'Women on motorcycles will be supported in Sindh'

Women on Wheels project distributes driving licenses to those registered with the programme

Photos: express

KARACHI:
Women riding motorcycles is no longer inappropriate in Punjab, and it will be supported in Sindh too, maintained Salman Sufi, the chairperson of Salman Sufi Foundation.
He was speaking at a graduation ceremony for the Women on Wheels project organised by the foundation in association with the Sindh government at the Arts Council Karachi, where driving licenses and helmets were distributed to women.
"Women on Wheels is not a project - it is a message. We don't have to confine 49 per cent of our population to our homes," asserted Sufi in his address. "Women will come into leadership and the old-fashioned approach that a woman's role is to sit in the backseat will be transformed." He added that nothing could stop women from progressing if they enter more fields and professions.

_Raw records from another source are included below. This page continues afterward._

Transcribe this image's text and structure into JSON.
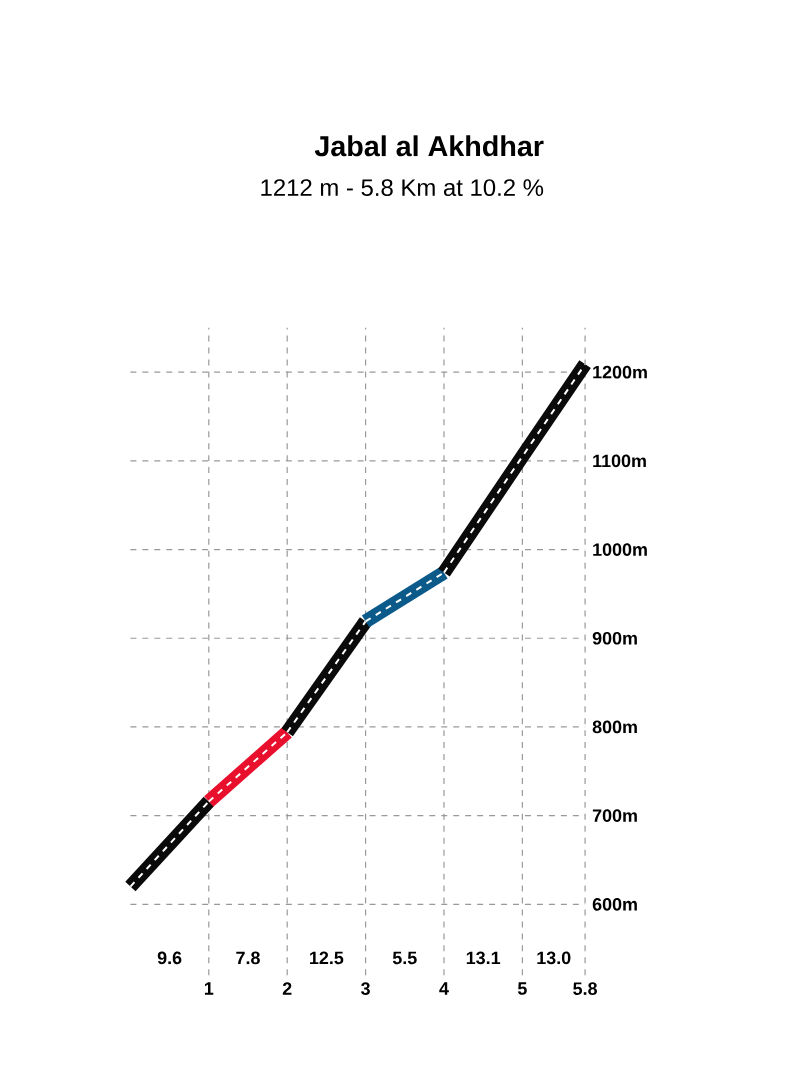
{
  "chart_data": {
    "type": "line",
    "title": "Jabal al Akhdhar",
    "subtitle": "1212 m - 5.8 Km at 10.2 %",
    "series": [
      {
        "color": "#0a0a0a",
        "x": [
          0,
          1
        ],
        "values": [
          620,
          716
        ]
      },
      {
        "color": "#e8102d",
        "x": [
          1,
          2
        ],
        "values": [
          716,
          794
        ]
      },
      {
        "color": "#0a0a0a",
        "x": [
          2,
          3
        ],
        "values": [
          794,
          919
        ]
      },
      {
        "color": "#0b5a8a",
        "x": [
          3,
          4
        ],
        "values": [
          919,
          974
        ]
      },
      {
        "color": "#0a0a0a",
        "x": [
          4,
          5,
          5.8
        ],
        "values": [
          974,
          1105,
          1209
        ]
      }
    ],
    "xlim": [
      0,
      5.8
    ],
    "xticks": [
      1,
      2,
      3,
      4,
      5,
      5.8
    ],
    "ylim": [
      520,
      1250
    ],
    "yticks": [
      {
        "value": 600,
        "label": "600m"
      },
      {
        "value": 700,
        "label": "700m"
      },
      {
        "value": 800,
        "label": "800m"
      },
      {
        "value": 900,
        "label": "900m"
      },
      {
        "value": 1000,
        "label": "1000m"
      },
      {
        "value": 1100,
        "label": "1100m"
      },
      {
        "value": 1200,
        "label": "1200m"
      }
    ],
    "grid": true,
    "marker": "none",
    "line_style": "solid",
    "annotations": [
      "9.6",
      "7.8",
      "12.5",
      "5.5",
      "13.1",
      "13.0"
    ]
  }
}
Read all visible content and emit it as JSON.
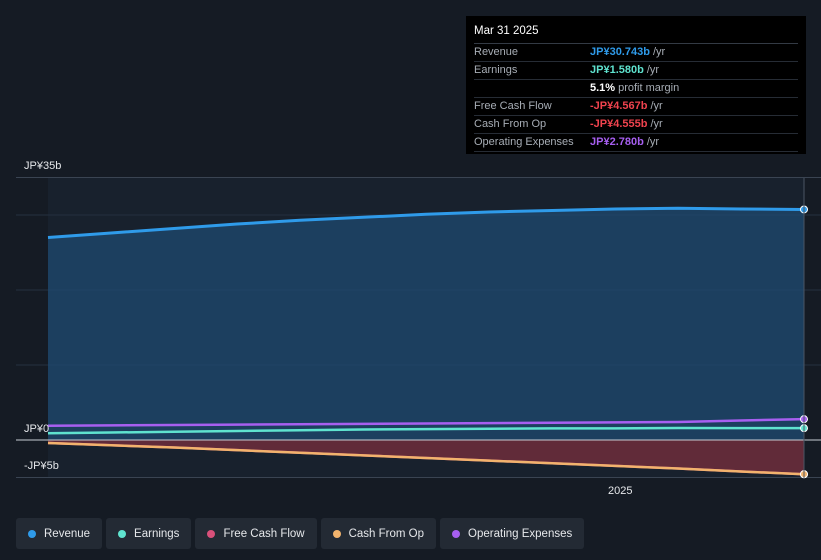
{
  "tooltip": {
    "date": "Mar 31 2025",
    "rows": [
      {
        "label": "Revenue",
        "value": "JP¥30.743b",
        "unit": "/yr",
        "color": "#2f9bea"
      },
      {
        "label": "Earnings",
        "value": "JP¥1.580b",
        "unit": "/yr",
        "color": "#5fe3cf"
      },
      {
        "label": "",
        "value": "5.1%",
        "unit": "profit margin",
        "color": "#ffffff"
      },
      {
        "label": "Free Cash Flow",
        "value": "-JP¥4.567b",
        "unit": "/yr",
        "color": "#f0434e"
      },
      {
        "label": "Cash From Op",
        "value": "-JP¥4.555b",
        "unit": "/yr",
        "color": "#f0434e"
      },
      {
        "label": "Operating Expenses",
        "value": "JP¥2.780b",
        "unit": "/yr",
        "color": "#a75ff0"
      }
    ]
  },
  "chart_data": {
    "type": "area",
    "ylim": [
      -5,
      35
    ],
    "y_tick_labels": [
      "JP¥35b",
      "JP¥0",
      "-JP¥5b"
    ],
    "x_tick_labels": [
      "2025"
    ],
    "x": [
      2024.0,
      2024.1,
      2024.2,
      2024.3,
      2024.4,
      2024.5,
      2024.6,
      2024.7,
      2024.8,
      2024.9,
      2025.0,
      2025.1,
      2025.2
    ],
    "series": [
      {
        "name": "Revenue",
        "color": "#2f9bea",
        "values": [
          27.0,
          27.6,
          28.2,
          28.8,
          29.3,
          29.7,
          30.1,
          30.4,
          30.6,
          30.8,
          30.9,
          30.8,
          30.74
        ]
      },
      {
        "name": "Earnings",
        "color": "#5fe3cf",
        "values": [
          0.9,
          1.0,
          1.1,
          1.2,
          1.3,
          1.4,
          1.45,
          1.5,
          1.55,
          1.55,
          1.6,
          1.58,
          1.58
        ]
      },
      {
        "name": "Free Cash Flow",
        "color": "#d9507a",
        "values": [
          -0.4,
          -0.7,
          -1.0,
          -1.35,
          -1.7,
          -2.05,
          -2.4,
          -2.75,
          -3.1,
          -3.45,
          -3.8,
          -4.2,
          -4.567
        ]
      },
      {
        "name": "Cash From Op",
        "color": "#f2b36d",
        "values": [
          -0.4,
          -0.7,
          -1.0,
          -1.35,
          -1.7,
          -2.05,
          -2.4,
          -2.75,
          -3.1,
          -3.45,
          -3.8,
          -4.2,
          -4.555
        ]
      },
      {
        "name": "Operating Expenses",
        "color": "#a75ff0",
        "values": [
          1.9,
          1.95,
          2.0,
          2.05,
          2.1,
          2.15,
          2.2,
          2.25,
          2.3,
          2.35,
          2.4,
          2.6,
          2.78
        ]
      }
    ]
  },
  "legend": [
    {
      "label": "Revenue",
      "color": "#2f9bea"
    },
    {
      "label": "Earnings",
      "color": "#5fe3cf"
    },
    {
      "label": "Free Cash Flow",
      "color": "#d9507a"
    },
    {
      "label": "Cash From Op",
      "color": "#f2b36d"
    },
    {
      "label": "Operating Expenses",
      "color": "#a75ff0"
    }
  ]
}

He informed the audience that the programme had been granted permission to teach women how to ride motorcycles in other provinces too, adding that acquiring these licenses would change women's lives.
Pakistan Peoples Party's women wing president and MPA Faryal Talpur, speaking at the ceremony, said that we have to make women independent because no country could progress without empowering its women.
"It was the dream of [former prime minister] Shaheed Benazir Bhutto to enable women to become independent," she pointed out, adding that 50 women were earning an independent income by driving commercial truck in Thar under a project initiated by the Sindh government.
The ceremony was also attended by the Sindh chief minister's adviser on law, environment and coastal development Murtaza Wahab, Sindh Women Development Minister Shehla Raza, Karachi Arts Council president Ahmed Shah and others.